那個寧靜的夜晚在雨中到來。
我那會兒正面對他。我看着他。他的眼睛。我抓緊他的手。不知道這故事是怎樣開始的。他獨自一人。心很荒涼。家族的事情已令我毛骨悚然。一個遠房的叔說你們這個大門裡有道道。邪性。遠房的叔說過就消失了。我要他和我一道承擔恐懼。他答應。雨下得很安靜。他吻我的額頭。這是溫情而不是狂熱,所以我希望這一切能在此終止,他同意聽我講家族女人的事情。
他擺好了姿勢並抽起了煙。
我說我的血管裡流着她們的血,奶奶的姑媽的小姑的嬸的大娘的母親的,還有姐妹的。我想避開但卻總是踩在她們的腳印上。就像希臘神話中那個殺父娶母的王子。你想盡一切辦法千方百計,但現實總證明着那個不可更改的結論。
我是我們這個家族中最不值得崇拜的女人。
雨中還有小鳥的鳴叫。是晚秋的冷雨。
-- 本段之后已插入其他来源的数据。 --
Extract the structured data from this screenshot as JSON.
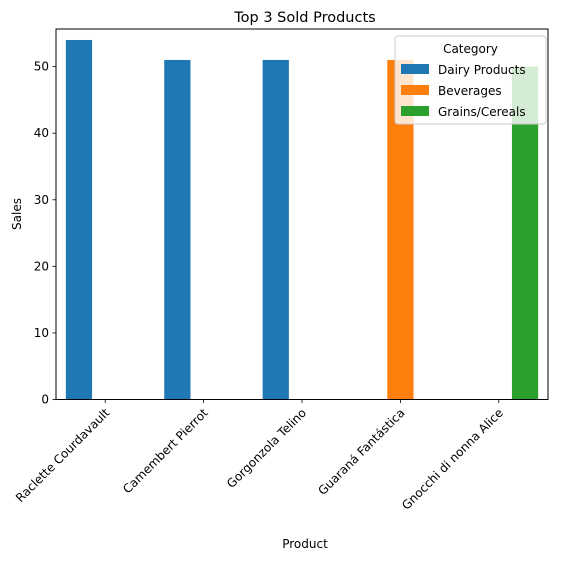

他是在暗夜中到來的最後一個男人。我很清楚,不會再有了。我們純淨地一起相處,甚至沒有瘋狂沒有激情誰也不去碰誰灼熱的皮膚。他很多次陪我走路。我們只談不相干的舊事。我們已相識了很久。我們有漫長的良好的印象和友情。十幾年前第一次見他時,好感是由於他像一個無比疼愛我的叔叔。很溫厚的步履。漫長的四季。四季演着無數的悲歡離合。眼淚和疼痛,直到那個切近的晚上。如閃電般。沒有未來。
他病了。
他病了的時候近前剛好只有我。
剛散了一個朋友的聚會,剛消失掉樂曲和歌聲。他聽了我的歌。天國裡傳來冥冥之音。說你們在劫難逃。主又說罪孽在我,苦難在我,我必報應。然後他來了。他姍姍來遲帶着苦痛。那麼千辛萬苦穿越了,家族的歲月和一頁頁流血的心史。我多想他能是最終的那個男人能是那個永恆。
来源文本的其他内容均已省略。